If we want to be conservative, we could start with having it as a feature flag. Not opt-in per-command caller, but for the LocalServerObjectCache service object (e.g. the APCUBagOStuff instance) as a whole.

It could be implemented via metaget...but that's a ways in the future.

@aaron I'm not sure what the connection is with metaget. I believe this task could be solved by having BagOStuff deduct a light mt_rand range from the given $ttl (ensuring not to lower it below a minimum threshold so that things like 1s or 2s TTLs are left as-is). It seems we'd need that regardless for php-apcu which isn't Memcached, and this task is mainly motivsted by the php-apcu use case.

How would/could we do this with metaget for memcached?

Metaget lets you get the remaining time-to-live from memcached itself (which could be fudged with a random subtractor). Randomizing the TTL would still make all threads see a key expire at the same time (for apcu, all threads on a host).

Metaget lets you get the remaining time-to-live from memcached itself (which could be fudged with a random subtractor). Randomizing the TTL would still make all threads see a key expire at the same time (for apcu, all threads on a host).

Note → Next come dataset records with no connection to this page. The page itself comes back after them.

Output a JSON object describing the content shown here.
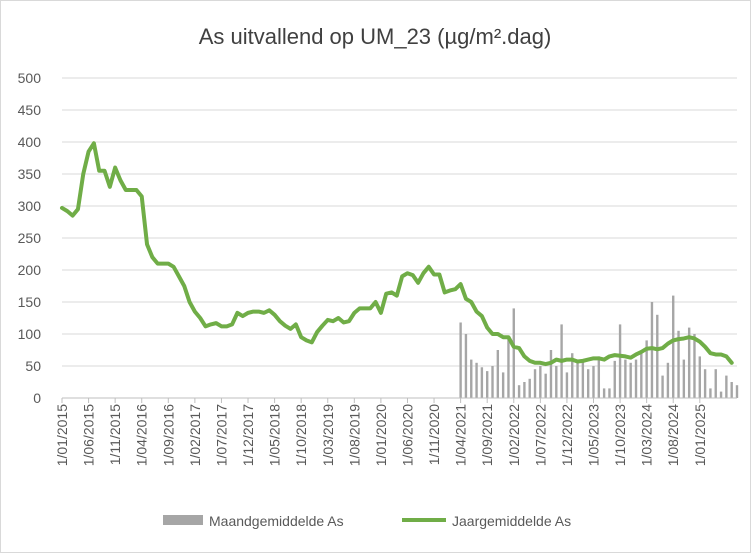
{
  "chart_data": {
    "type": "bar+line",
    "title": "As uitvallend op UM_23 (µg/m².dag)",
    "xlabel": "",
    "ylabel": "",
    "ylim": [
      0,
      500
    ],
    "yticks": [
      0,
      50,
      100,
      150,
      200,
      250,
      300,
      350,
      400,
      450,
      500
    ],
    "x_tick_labels": [
      "1/01/2015",
      "1/06/2015",
      "1/11/2015",
      "1/04/2016",
      "1/09/2016",
      "1/02/2017",
      "1/07/2017",
      "1/12/2017",
      "1/05/2018",
      "1/10/2018",
      "1/03/2019",
      "1/08/2019",
      "1/01/2020",
      "1/06/2020",
      "1/11/2020",
      "1/04/2021",
      "1/09/2021",
      "1/02/2022",
      "1/07/2022",
      "1/12/2022",
      "1/05/2023",
      "1/10/2023",
      "1/03/2024",
      "1/08/2024",
      "1/01/2025"
    ],
    "x_start": "2015-01",
    "x_end": "2025-08",
    "grid": "horizontal",
    "legend_position": "bottom",
    "series": [
      {
        "name": "Maandgemiddelde As",
        "type": "bar",
        "color": "#a6a6a6",
        "points": [
          [
            "2021-04",
            118
          ],
          [
            "2021-05",
            100
          ],
          [
            "2021-06",
            60
          ],
          [
            "2021-07",
            55
          ],
          [
            "2021-08",
            48
          ],
          [
            "2021-09",
            42
          ],
          [
            "2021-10",
            50
          ],
          [
            "2021-11",
            75
          ],
          [
            "2021-12",
            40
          ],
          [
            "2022-01",
            97
          ],
          [
            "2022-02",
            140
          ],
          [
            "2022-03",
            20
          ],
          [
            "2022-04",
            25
          ],
          [
            "2022-05",
            30
          ],
          [
            "2022-06",
            45
          ],
          [
            "2022-07",
            50
          ],
          [
            "2022-08",
            38
          ],
          [
            "2022-09",
            75
          ],
          [
            "2022-10",
            50
          ],
          [
            "2022-11",
            115
          ],
          [
            "2022-12",
            40
          ],
          [
            "2023-01",
            70
          ],
          [
            "2023-02",
            55
          ],
          [
            "2023-03",
            60
          ],
          [
            "2023-04",
            45
          ],
          [
            "2023-05",
            50
          ],
          [
            "2023-06",
            65
          ],
          [
            "2023-07",
            15
          ],
          [
            "2023-08",
            15
          ],
          [
            "2023-09",
            58
          ],
          [
            "2023-10",
            115
          ],
          [
            "2023-11",
            60
          ],
          [
            "2023-12",
            55
          ],
          [
            "2024-01",
            60
          ],
          [
            "2024-02",
            70
          ],
          [
            "2024-03",
            90
          ],
          [
            "2024-04",
            150
          ],
          [
            "2024-05",
            130
          ],
          [
            "2024-06",
            35
          ],
          [
            "2024-07",
            55
          ],
          [
            "2024-08",
            160
          ],
          [
            "2024-09",
            105
          ],
          [
            "2024-10",
            60
          ],
          [
            "2024-11",
            110
          ],
          [
            "2024-12",
            100
          ],
          [
            "2025-01",
            65
          ],
          [
            "2025-02",
            45
          ],
          [
            "2025-03",
            15
          ],
          [
            "2025-04",
            45
          ],
          [
            "2025-05",
            10
          ],
          [
            "2025-06",
            35
          ],
          [
            "2025-07",
            25
          ],
          [
            "2025-08",
            20
          ]
        ]
      },
      {
        "name": "Jaargemiddelde As",
        "type": "line",
        "color": "#70ad47",
        "points": [
          [
            "2015-01",
            297
          ],
          [
            "2015-02",
            292
          ],
          [
            "2015-03",
            285
          ],
          [
            "2015-04",
            295
          ],
          [
            "2015-05",
            350
          ],
          [
            "2015-06",
            385
          ],
          [
            "2015-07",
            398
          ],
          [
            "2015-08",
            355
          ],
          [
            "2015-09",
            355
          ],
          [
            "2015-10",
            330
          ],
          [
            "2015-11",
            360
          ],
          [
            "2015-12",
            340
          ],
          [
            "2016-01",
            325
          ],
          [
            "2016-02",
            325
          ],
          [
            "2016-03",
            325
          ],
          [
            "2016-04",
            315
          ],
          [
            "2016-05",
            240
          ],
          [
            "2016-06",
            220
          ],
          [
            "2016-07",
            210
          ],
          [
            "2016-08",
            210
          ],
          [
            "2016-09",
            210
          ],
          [
            "2016-10",
            205
          ],
          [
            "2016-11",
            190
          ],
          [
            "2016-12",
            175
          ],
          [
            "2017-01",
            150
          ],
          [
            "2017-02",
            135
          ],
          [
            "2017-03",
            125
          ],
          [
            "2017-04",
            112
          ],
          [
            "2017-05",
            115
          ],
          [
            "2017-06",
            117
          ],
          [
            "2017-07",
            112
          ],
          [
            "2017-08",
            112
          ],
          [
            "2017-09",
            115
          ],
          [
            "2017-10",
            133
          ],
          [
            "2017-11",
            128
          ],
          [
            "2017-12",
            133
          ],
          [
            "2018-01",
            135
          ],
          [
            "2018-02",
            135
          ],
          [
            "2018-03",
            133
          ],
          [
            "2018-04",
            137
          ],
          [
            "2018-05",
            130
          ],
          [
            "2018-06",
            120
          ],
          [
            "2018-07",
            113
          ],
          [
            "2018-08",
            108
          ],
          [
            "2018-09",
            115
          ],
          [
            "2018-10",
            95
          ],
          [
            "2018-11",
            90
          ],
          [
            "2018-12",
            87
          ],
          [
            "2019-01",
            103
          ],
          [
            "2019-02",
            113
          ],
          [
            "2019-03",
            122
          ],
          [
            "2019-04",
            120
          ],
          [
            "2019-05",
            125
          ],
          [
            "2019-06",
            118
          ],
          [
            "2019-07",
            120
          ],
          [
            "2019-08",
            133
          ],
          [
            "2019-09",
            140
          ],
          [
            "2019-10",
            140
          ],
          [
            "2019-11",
            140
          ],
          [
            "2019-12",
            150
          ],
          [
            "2020-01",
            133
          ],
          [
            "2020-02",
            163
          ],
          [
            "2020-03",
            165
          ],
          [
            "2020-04",
            160
          ],
          [
            "2020-05",
            190
          ],
          [
            "2020-06",
            195
          ],
          [
            "2020-07",
            192
          ],
          [
            "2020-08",
            180
          ],
          [
            "2020-09",
            195
          ],
          [
            "2020-10",
            205
          ],
          [
            "2020-11",
            193
          ],
          [
            "2020-12",
            193
          ],
          [
            "2021-01",
            165
          ],
          [
            "2021-02",
            168
          ],
          [
            "2021-03",
            170
          ],
          [
            "2021-04",
            178
          ],
          [
            "2021-05",
            155
          ],
          [
            "2021-06",
            150
          ],
          [
            "2021-07",
            135
          ],
          [
            "2021-08",
            128
          ],
          [
            "2021-09",
            110
          ],
          [
            "2021-10",
            100
          ],
          [
            "2021-11",
            100
          ],
          [
            "2021-12",
            95
          ],
          [
            "2022-01",
            95
          ],
          [
            "2022-02",
            80
          ],
          [
            "2022-03",
            78
          ],
          [
            "2022-04",
            65
          ],
          [
            "2022-05",
            58
          ],
          [
            "2022-06",
            55
          ],
          [
            "2022-07",
            55
          ],
          [
            "2022-08",
            53
          ],
          [
            "2022-09",
            55
          ],
          [
            "2022-10",
            60
          ],
          [
            "2022-11",
            58
          ],
          [
            "2022-12",
            60
          ],
          [
            "2023-01",
            60
          ],
          [
            "2023-02",
            57
          ],
          [
            "2023-03",
            58
          ],
          [
            "2023-04",
            60
          ],
          [
            "2023-05",
            62
          ],
          [
            "2023-06",
            62
          ],
          [
            "2023-07",
            60
          ],
          [
            "2023-08",
            65
          ],
          [
            "2023-09",
            67
          ],
          [
            "2023-10",
            66
          ],
          [
            "2023-11",
            65
          ],
          [
            "2023-12",
            63
          ],
          [
            "2024-01",
            68
          ],
          [
            "2024-02",
            72
          ],
          [
            "2024-03",
            77
          ],
          [
            "2024-04",
            78
          ],
          [
            "2024-05",
            76
          ],
          [
            "2024-06",
            78
          ],
          [
            "2024-07",
            85
          ],
          [
            "2024-08",
            90
          ],
          [
            "2024-09",
            92
          ],
          [
            "2024-10",
            93
          ],
          [
            "2024-11",
            95
          ],
          [
            "2024-12",
            93
          ],
          [
            "2025-01",
            88
          ],
          [
            "2025-02",
            80
          ],
          [
            "2025-03",
            70
          ],
          [
            "2025-04",
            68
          ],
          [
            "2025-05",
            68
          ],
          [
            "2025-06",
            65
          ],
          [
            "2025-07",
            55
          ]
        ]
      }
    ]
  }
}
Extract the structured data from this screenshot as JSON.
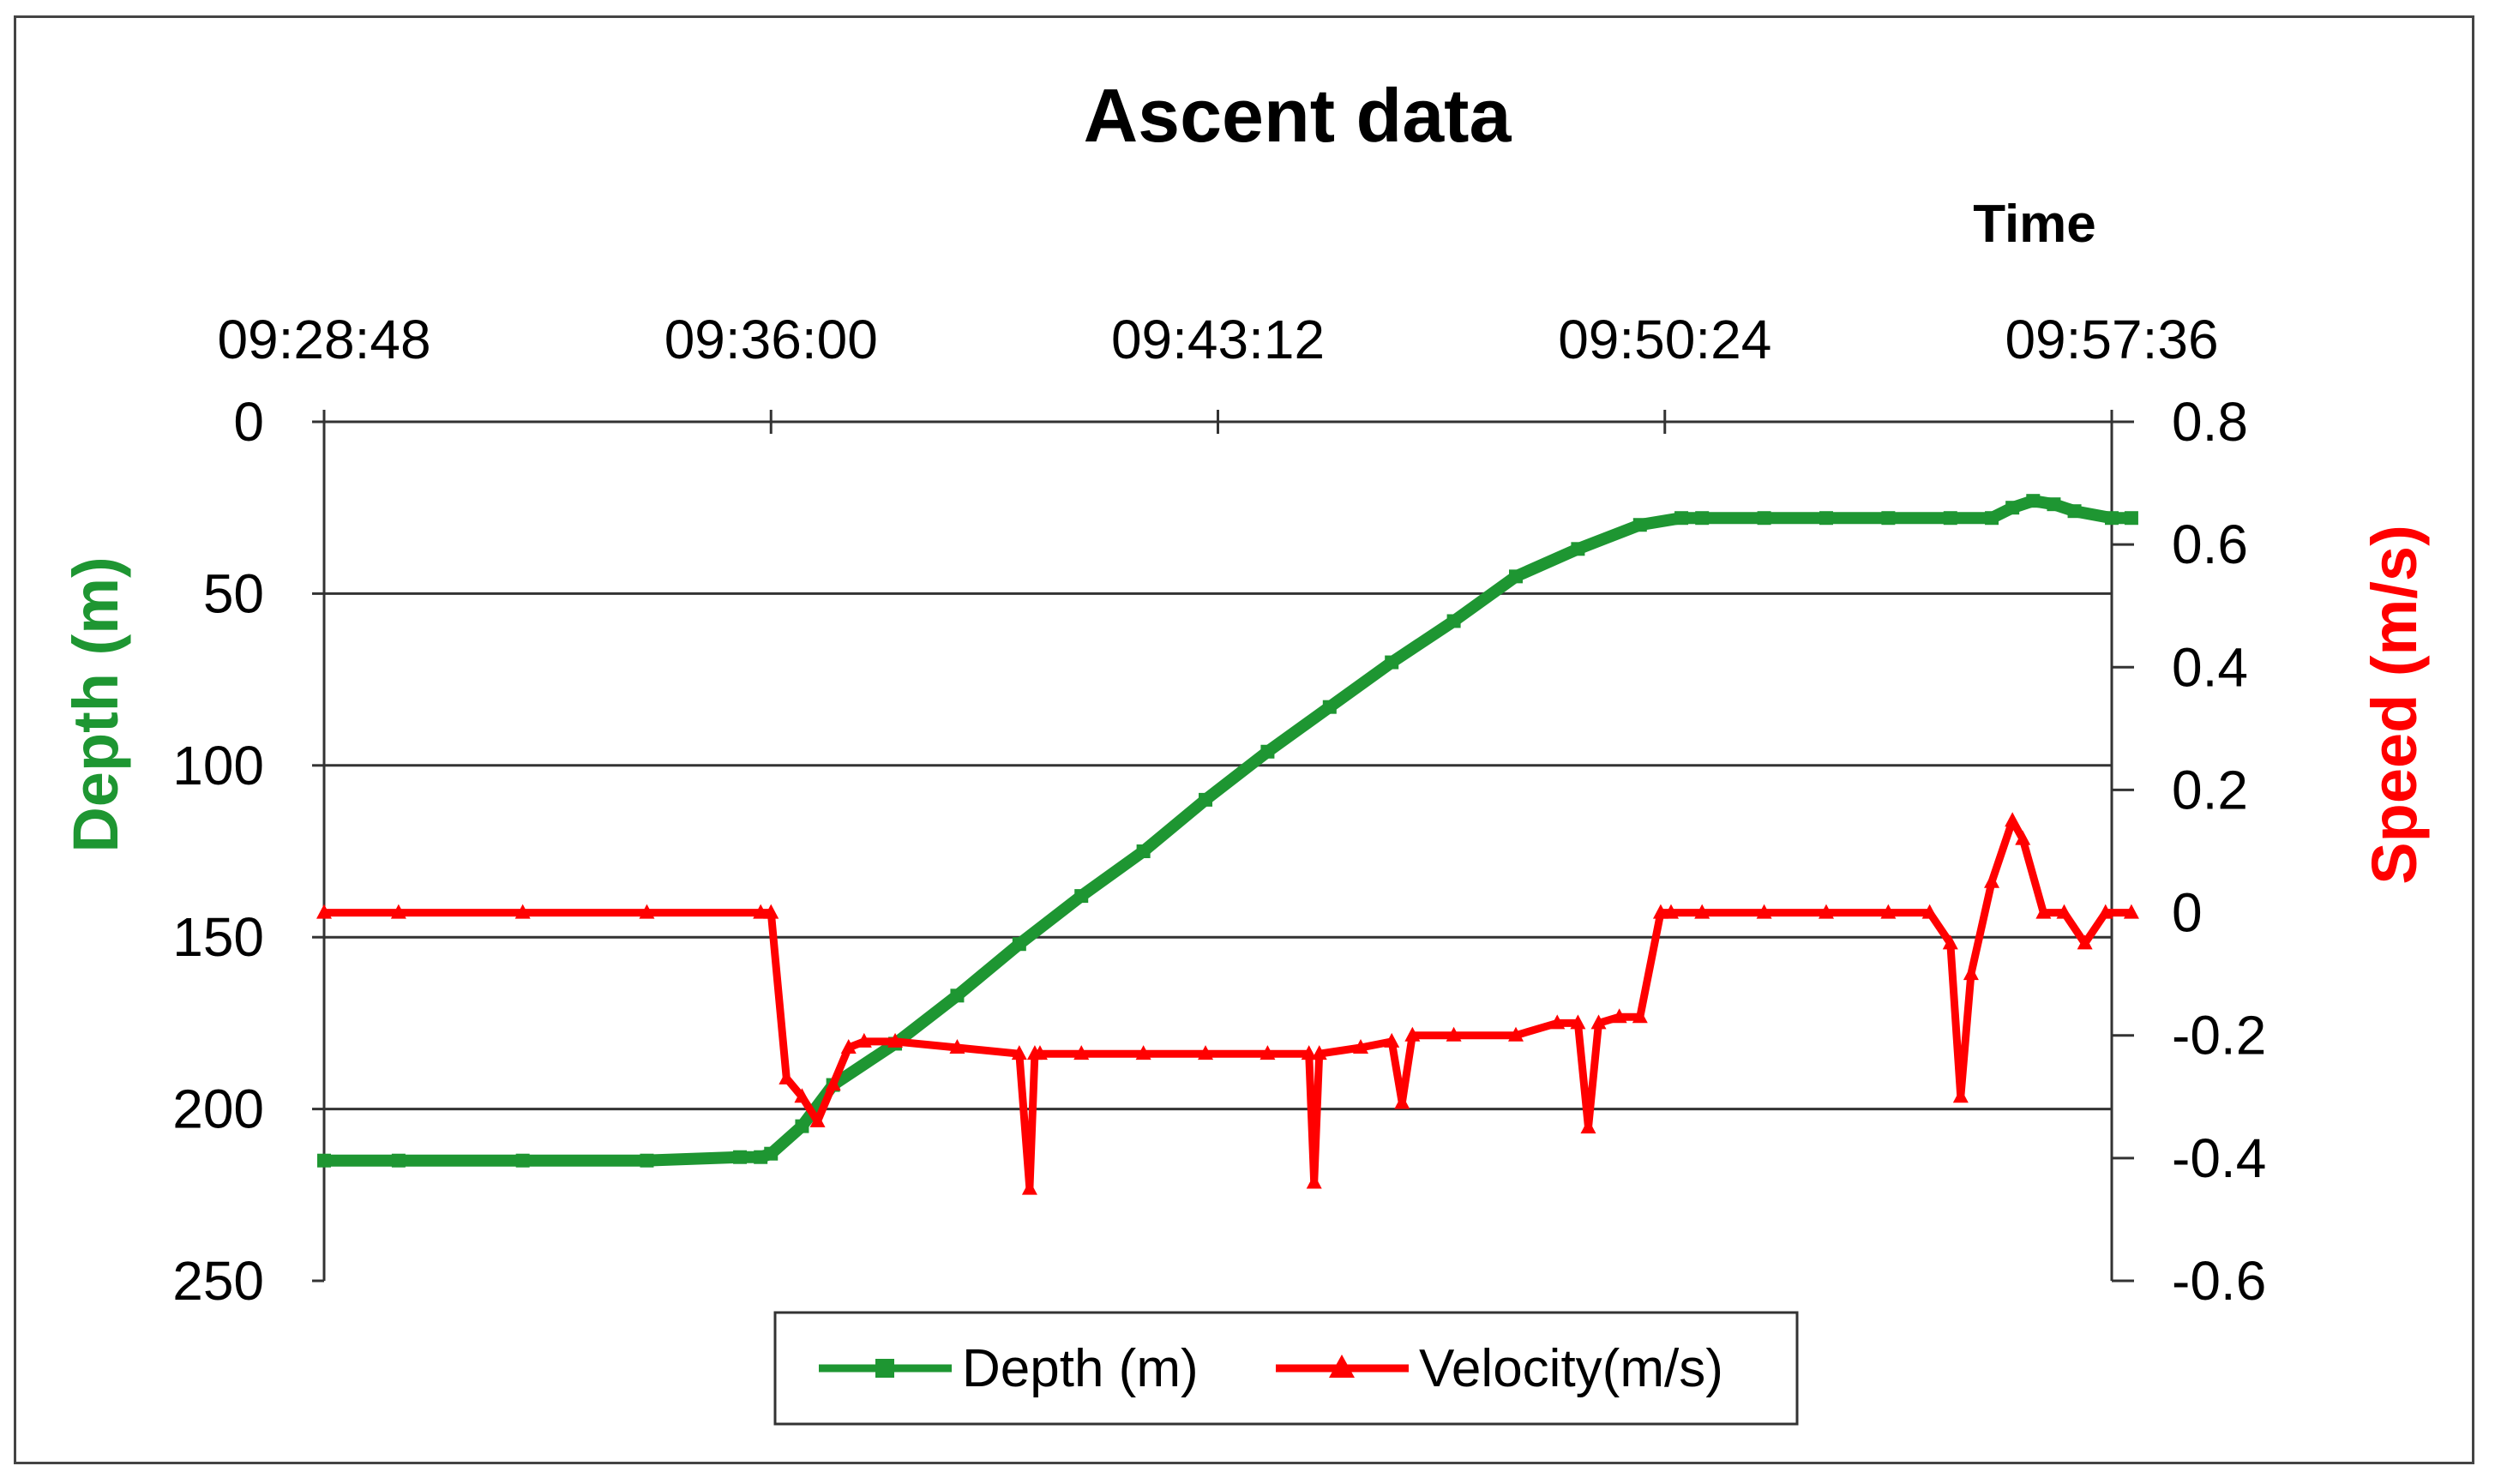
{
  "chart_data": {
    "type": "line",
    "title": "Ascent data",
    "xlabel": "Time",
    "ylabel_left": "Depth (m)",
    "ylabel_right": "Speed (m/s)",
    "x_ticks": [
      "09:28:48",
      "09:36:00",
      "09:43:12",
      "09:50:24",
      "09:57:36"
    ],
    "xlim": [
      "09:28:48",
      "09:57:36"
    ],
    "y_left_ticks": [
      "0",
      "50",
      "100",
      "150",
      "200",
      "250"
    ],
    "y_left_lim": [
      0,
      250
    ],
    "y_left_reversed": true,
    "y_right_ticks": [
      "0.8",
      "0.6",
      "0.4",
      "0.2",
      "0",
      "-0.2",
      "-0.4",
      "-0.6"
    ],
    "y_right_lim": [
      -0.6,
      0.8
    ],
    "x_axis_position": "top",
    "grid": "horizontal",
    "legend_position": "bottom-center",
    "colors": {
      "depth": "#1e9632",
      "velocity": "#ff0000",
      "title": "#000000"
    },
    "series": [
      {
        "name": "Depth (m)",
        "axis": "left",
        "x": [
          "09:28:48",
          "09:30:00",
          "09:32:00",
          "09:34:00",
          "09:35:30",
          "09:35:50",
          "09:36:00",
          "09:36:30",
          "09:37:00",
          "09:38:00",
          "09:39:00",
          "09:40:00",
          "09:41:00",
          "09:42:00",
          "09:43:00",
          "09:44:00",
          "09:45:00",
          "09:46:00",
          "09:47:00",
          "09:48:00",
          "09:49:00",
          "09:50:00",
          "09:50:40",
          "09:51:00",
          "09:52:00",
          "09:53:00",
          "09:54:00",
          "09:55:00",
          "09:55:40",
          "09:56:00",
          "09:56:20",
          "09:56:40",
          "09:57:00",
          "09:57:36",
          "09:57:55"
        ],
        "y": [
          215,
          215,
          215,
          215,
          214,
          214,
          213,
          205,
          193,
          181,
          167,
          152,
          138,
          125,
          110,
          96,
          83,
          70,
          58,
          45,
          37,
          30,
          28,
          28,
          28,
          28,
          28,
          28,
          28,
          25,
          23,
          24,
          26,
          28,
          28
        ]
      },
      {
        "name": "Velocity(m/s)",
        "axis": "right",
        "x": [
          "09:28:48",
          "09:30:00",
          "09:32:00",
          "09:34:00",
          "09:35:50",
          "09:36:00",
          "09:36:15",
          "09:36:30",
          "09:36:45",
          "09:37:00",
          "09:37:15",
          "09:37:30",
          "09:38:00",
          "09:39:00",
          "09:40:00",
          "09:40:10",
          "09:40:15",
          "09:40:20",
          "09:41:00",
          "09:42:00",
          "09:43:00",
          "09:44:00",
          "09:44:40",
          "09:44:45",
          "09:44:50",
          "09:45:30",
          "09:46:00",
          "09:46:10",
          "09:46:20",
          "09:47:00",
          "09:48:00",
          "09:48:40",
          "09:49:00",
          "09:49:10",
          "09:49:20",
          "09:49:40",
          "09:50:00",
          "09:50:20",
          "09:50:30",
          "09:51:00",
          "09:52:00",
          "09:53:00",
          "09:54:00",
          "09:54:40",
          "09:55:00",
          "09:55:10",
          "09:55:20",
          "09:55:40",
          "09:56:00",
          "09:56:10",
          "09:56:30",
          "09:56:50",
          "09:57:10",
          "09:57:30",
          "09:57:55"
        ],
        "y": [
          0.0,
          0.0,
          0.0,
          0.0,
          0.0,
          0.0,
          -0.27,
          -0.3,
          -0.34,
          -0.28,
          -0.22,
          -0.21,
          -0.21,
          -0.22,
          -0.23,
          -0.45,
          -0.23,
          -0.23,
          -0.23,
          -0.23,
          -0.23,
          -0.23,
          -0.23,
          -0.44,
          -0.23,
          -0.22,
          -0.21,
          -0.31,
          -0.2,
          -0.2,
          -0.2,
          -0.18,
          -0.18,
          -0.35,
          -0.18,
          -0.17,
          -0.17,
          0.0,
          0.0,
          0.0,
          0.0,
          0.0,
          0.0,
          0.0,
          -0.05,
          -0.3,
          -0.1,
          0.05,
          0.15,
          0.12,
          0.0,
          0.0,
          -0.05,
          0.0,
          0.0
        ]
      }
    ]
  }
}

Ack, managing every thread separately could in theory help, but have we seen that become an issue in practice? For particularly risky keys, we have numerous opt-in mechanisms to avoid that, and generally it looks like we're moving toward slightly smaller appservers in terms of threads/workers per php-fpm instance (with k8s but also more generally given the bottlenecks we see).

Formulising what we have and making it work by default for all keys as substraction seems like a solid step forward with virtually no change in complexity and no change in public API, yet getting almost all the gain there is to be had.

Oh, I missed that this was apcu to begin with. Yeah, that could be done for APCUBagOStuff for medium-high TTL keys easily enough.